The Super Bowl XXXVIII incident was not the only malfunction surrounding Janet Jackson’s music in the mid aughts. Soon after that debacle, a computer manufacturer discovered that playing “Rhythm Nation” — a 1989 smash from Jackson’s fourth studio LP, Rhythm Nation 1814 — crashed a model of 5400-RPM laptop hard drives widely in use at the time. Longtime Microsoft developer and author Raymond Chen wrote about the glitch last week on his blog, The Old New Thing.

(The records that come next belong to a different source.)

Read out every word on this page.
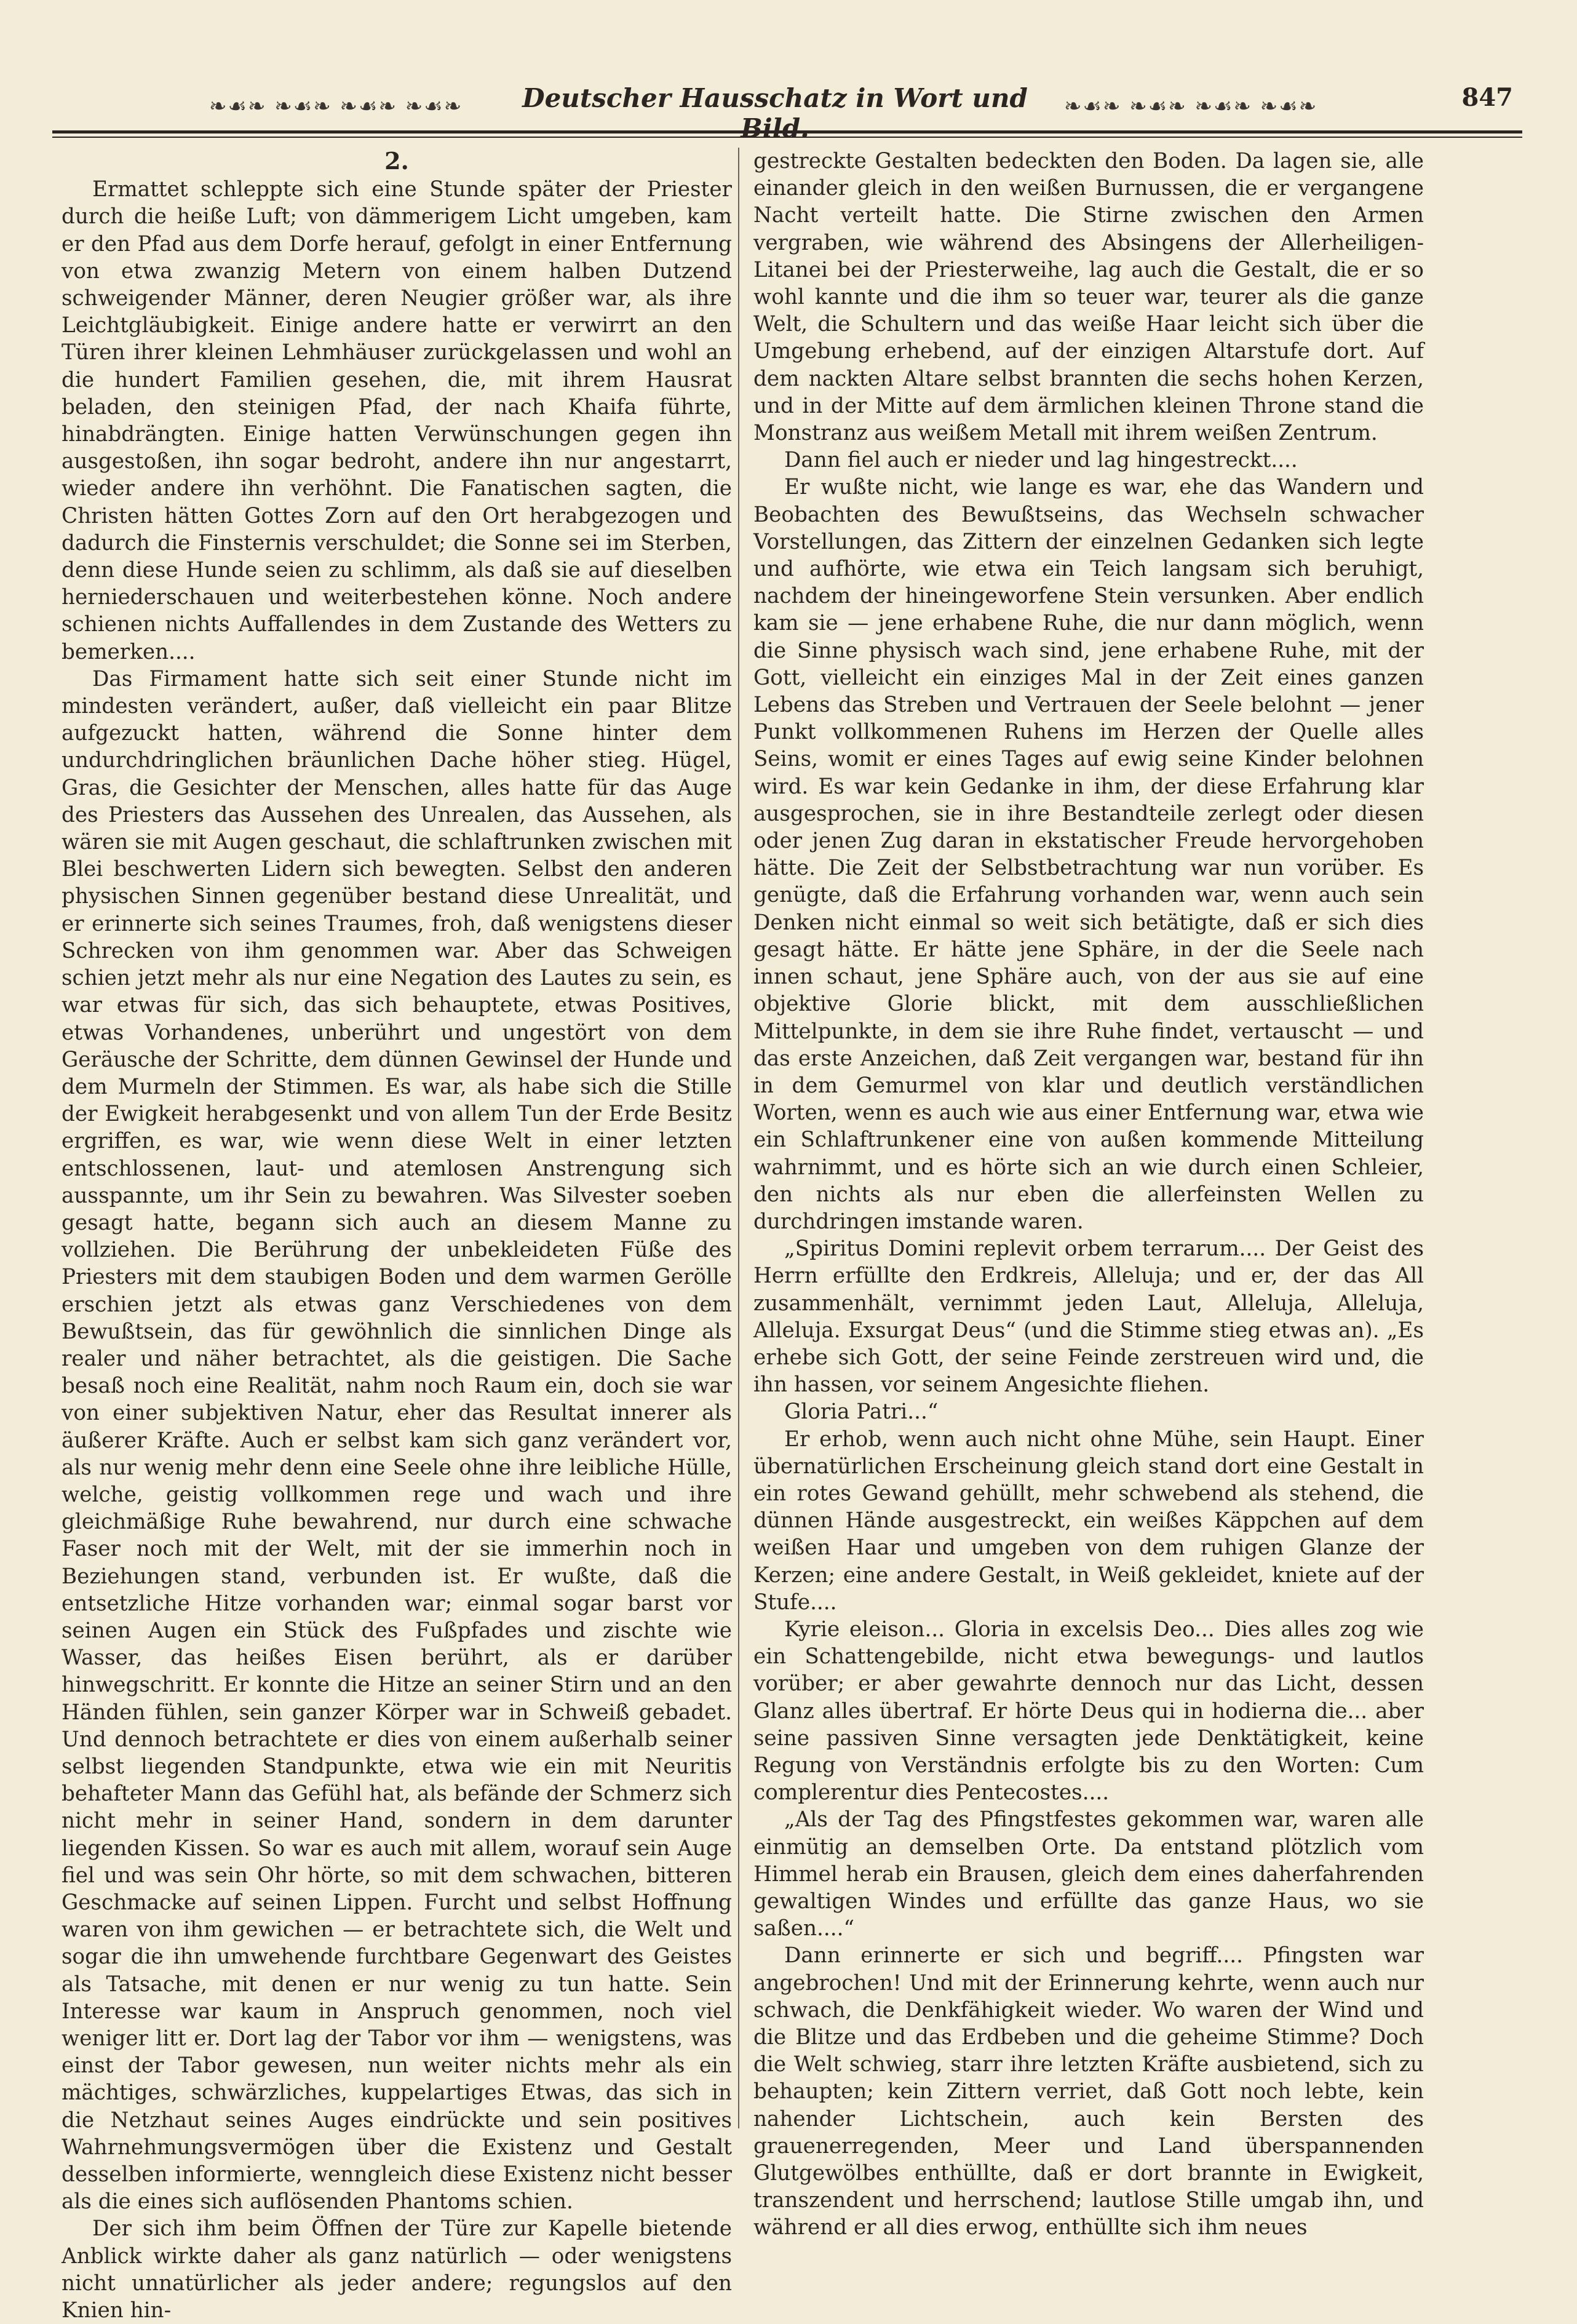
❧☙❧ ❧☙❧ ❧☙❧ ❧☙❧	Deutscher Hausschatz in Wort und Bild.
❧☙❧ ❧☙❧ ❧☙❧ ❧☙❧	847
2.

Ermattet schleppte sich eine Stunde später der Priester durch die heiße Luft; von dämmerigem Licht umgeben, kam er den Pfad aus dem Dorfe herauf, gefolgt in einer Entfernung von etwa zwanzig Metern von einem halben Dutzend schweigender Männer, deren Neugier größer war, als ihre Leichtgläubigkeit. Einige andere hatte er verwirrt an den Türen ihrer kleinen Lehmhäuser zurückgelassen und wohl an die hundert Familien gesehen, die, mit ihrem Hausrat beladen, den steinigen Pfad, der nach Khaifa führte, hinabdrängten. Einige hatten Verwünschungen gegen ihn ausgestoßen, ihn sogar bedroht, andere ihn nur angestarrt, wieder andere ihn verhöhnt. Die Fanatischen sagten, die Christen hätten Gottes Zorn auf den Ort herabgezogen und dadurch die Finsternis verschuldet; die Sonne sei im Sterben, denn diese Hunde seien zu schlimm, als daß sie auf dieselben herniederschauen und weiterbestehen könne. Noch andere schienen nichts Auffallendes in dem Zustande des Wetters zu bemerken....

Das Firmament hatte sich seit einer Stunde nicht im mindesten verändert, außer, daß vielleicht ein paar Blitze aufgezuckt hatten, während die Sonne hinter dem undurchdringlichen bräunlichen Dache höher stieg. Hügel, Gras, die Gesichter der Menschen, alles hatte für das Auge des Priesters das Aussehen des Unrealen, das Aussehen, als wären sie mit Augen geschaut, die schlaftrunken zwischen mit Blei beschwerten Lidern sich bewegten. Selbst den anderen physischen Sinnen gegenüber bestand diese Unrealität, und er erinnerte sich seines Traumes, froh, daß wenigstens dieser Schrecken von ihm genommen war. Aber das Schweigen schien jetzt mehr als nur eine Negation des Lautes zu sein, es war etwas für sich, das sich behauptete, etwas Positives, etwas Vorhandenes, unberührt und ungestört von dem Geräusche der Schritte, dem dünnen Gewinsel der Hunde und dem Murmeln der Stimmen. Es war, als habe sich die Stille der Ewigkeit herabgesenkt und von allem Tun der Erde Besitz ergriffen, es war, wie wenn diese Welt in einer letzten entschlossenen, laut- und atemlosen Anstrengung sich ausspannte, um ihr Sein zu bewahren. Was Silvester soeben gesagt hatte, begann sich auch an diesem Manne zu vollziehen. Die Berührung der unbekleideten Füße des Priesters mit dem staubigen Boden und dem warmen Gerölle erschien jetzt als etwas ganz Verschiedenes von dem Bewußtsein, das für gewöhnlich die sinnlichen Dinge als realer und näher betrachtet, als die geistigen. Die Sache besaß noch eine Realität, nahm noch Raum ein, doch sie war von einer subjektiven Natur, eher das Resultat innerer als äußerer Kräfte. Auch er selbst kam sich ganz verändert vor, als nur wenig mehr denn eine Seele ohne ihre leibliche Hülle, welche, geistig vollkommen rege und wach und ihre gleichmäßige Ruhe bewahrend, nur durch eine schwache Faser noch mit der Welt, mit der sie immerhin noch in Beziehungen stand, verbunden ist. Er wußte, daß die entsetzliche Hitze vorhanden war; einmal sogar barst vor seinen Augen ein Stück des Fußpfades und zischte wie Wasser, das heißes Eisen berührt, als er darüber hinwegschritt. Er konnte die Hitze an seiner Stirn und an den Händen fühlen, sein ganzer Körper war in Schweiß gebadet. Und dennoch betrachtete er dies von einem außerhalb seiner selbst liegenden Standpunkte, etwa wie ein mit Neuritis behafteter Mann das Gefühl hat, als befände der Schmerz sich nicht mehr in seiner Hand, sondern in dem darunter liegenden Kissen. So war es auch mit allem, worauf sein Auge fiel und was sein Ohr hörte, so mit dem schwachen, bitteren Geschmacke auf seinen Lippen. Furcht und selbst Hoffnung waren von ihm gewichen — er betrachtete sich, die Welt und sogar die ihn umwehende furchtbare Gegenwart des Geistes als Tatsache, mit denen er nur wenig zu tun hatte. Sein Interesse war kaum in Anspruch genommen, noch viel weniger litt er. Dort lag der Tabor vor ihm — wenigstens, was einst der Tabor gewesen, nun weiter nichts mehr als ein mächtiges, schwärzliches, kuppelartiges Etwas, das sich in die Netzhaut seines Auges eindrückte und sein positives Wahrnehmungsvermögen über die Existenz und Gestalt desselben informierte, wenngleich diese Existenz nicht besser als die eines sich auflösenden Phantoms schien.

Der sich ihm beim Öffnen der Türe zur Kapelle bietende Anblick wirkte daher als ganz natürlich — oder wenigstens nicht unnatürlicher als jeder andere; regungslos auf den Knien hin-

gestreckte Gestalten bedeckten den Boden. Da lagen sie, alle einander gleich in den weißen Burnussen, die er vergangene Nacht verteilt hatte. Die Stirne zwischen den Armen vergraben, wie während des Absingens der Allerheiligen-Litanei bei der Priesterweihe, lag auch die Gestalt, die er so wohl kannte und die ihm so teuer war, teurer als die ganze Welt, die Schultern und das weiße Haar leicht sich über die Umgebung erhebend, auf der einzigen Altarstufe dort. Auf dem nackten Altare selbst brannten die sechs hohen Kerzen, und in der Mitte auf dem ärmlichen kleinen Throne stand die Monstranz aus weißem Metall mit ihrem weißen Zentrum.

Dann fiel auch er nieder und lag hingestreckt....

Er wußte nicht, wie lange es war, ehe das Wandern und Beobachten des Bewußtseins, das Wechseln schwacher Vorstellungen, das Zittern der einzelnen Gedanken sich legte und aufhörte, wie etwa ein Teich langsam sich beruhigt, nachdem der hineingeworfene Stein versunken. Aber endlich kam sie — jene erhabene Ruhe, die nur dann möglich, wenn die Sinne physisch wach sind, jene erhabene Ruhe, mit der Gott, vielleicht ein einziges Mal in der Zeit eines ganzen Lebens das Streben und Vertrauen der Seele belohnt — jener Punkt vollkommenen Ruhens im Herzen der Quelle alles Seins, womit er eines Tages auf ewig seine Kinder belohnen wird. Es war kein Gedanke in ihm, der diese Erfahrung klar ausgesprochen, sie in ihre Bestandteile zerlegt oder diesen oder jenen Zug daran in ekstatischer Freude hervorgehoben hätte. Die Zeit der Selbstbetrachtung war nun vorüber. Es genügte, daß die Erfahrung vorhanden war, wenn auch sein Denken nicht einmal so weit sich betätigte, daß er sich dies gesagt hätte. Er hätte jene Sphäre, in der die Seele nach innen schaut, jene Sphäre auch, von der aus sie auf eine objektive Glorie blickt, mit dem ausschließlichen Mittelpunkte, in dem sie ihre Ruhe findet, vertauscht — und das erste Anzeichen, daß Zeit vergangen war, bestand für ihn in dem Gemurmel von klar und deutlich verständlichen Worten, wenn es auch wie aus einer Entfernung war, etwa wie ein Schlaftrunkener eine von außen kommende Mitteilung wahrnimmt, und es hörte sich an wie durch einen Schleier, den nichts als nur eben die allerfeinsten Wellen zu durchdringen imstande waren.

„Spiritus Domini replevit orbem terrarum.... Der Geist des Herrn erfüllte den Erdkreis, Alleluja; und er, der das All zusammenhält, vernimmt jeden Laut, Alleluja, Alleluja, Alleluja. Exsurgat Deus“ (und die Stimme stieg etwas an). „Es erhebe sich Gott, der seine Feinde zerstreuen wird und, die ihn hassen, vor seinem Angesichte fliehen.

Gloria Patri...“

Er erhob, wenn auch nicht ohne Mühe, sein Haupt. Einer übernatürlichen Erscheinung gleich stand dort eine Gestalt in ein rotes Gewand gehüllt, mehr schwebend als stehend, die dünnen Hände ausgestreckt, ein weißes Käppchen auf dem weißen Haar und umgeben von dem ruhigen Glanze der Kerzen; eine andere Gestalt, in Weiß gekleidet, kniete auf der Stufe....

Kyrie eleison... Gloria in excelsis Deo... Dies alles zog wie ein Schattengebilde, nicht etwa bewegungs- und lautlos vorüber; er aber gewahrte dennoch nur das Licht, dessen Glanz alles übertraf. Er hörte Deus qui in hodierna die... aber seine passiven Sinne versagten jede Denktätigkeit, keine Regung von Verständnis erfolgte bis zu den Worten: Cum complerentur dies Pentecostes....

„Als der Tag des Pfingstfestes gekommen war, waren alle einmütig an demselben Orte. Da entstand plötzlich vom Himmel herab ein Brausen, gleich dem eines daherfahrenden gewaltigen Windes und erfüllte das ganze Haus, wo sie saßen....“

Dann erinnerte er sich und begriff.... Pfingsten war angebrochen! Und mit der Erinnerung kehrte, wenn auch nur schwach, die Denkfähigkeit wieder. Wo waren der Wind und die Blitze und das Erdbeben und die geheime Stimme? Doch die Welt schwieg, starr ihre letzten Kräfte ausbietend, sich zu behaupten; kein Zittern verriet, daß Gott noch lebte, kein nahender Lichtschein, auch kein Bersten des grauenerregenden, Meer und Land überspannenden Glutgewölbes enthüllte, daß er dort brannte in Ewigkeit, transzendent und herrschend; lautlose Stille umgab ihn, und während er all dies erwog, enthüllte sich ihm neues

According to a colleague of Chen’s who worked for Windows XP product support at the time, the issue did not only occur when a copy of Rhythm Nation 1814 was physically spinning in the disc drive. It could also happen when the music “Rhythm Nation” music video was playing on the computer with no disc present. And, even more perplexingly, playing the video on one laptop could also cause nearby laptops to crash.
Apparently, “Rhythm Nation” inadvertently replicates a natural resonant frequency that is also produced by movement in the particular hard drive in question, causing it to shut down automatically. The manufacturer eventually solved the issue by creating a custom filter that detects and removes the problem frequency during playback of the song.
“I’m sure they put a digital version of a ‘Do not remove’ sticker on that audio filter… Though I’m worried that in the many years since the workaround was added, nobody remembers why it’s there,” Chen writes. “Hopefully, their laptops are not still carrying this audio filter to protect against damage to a model of hard drive they are no longer using.”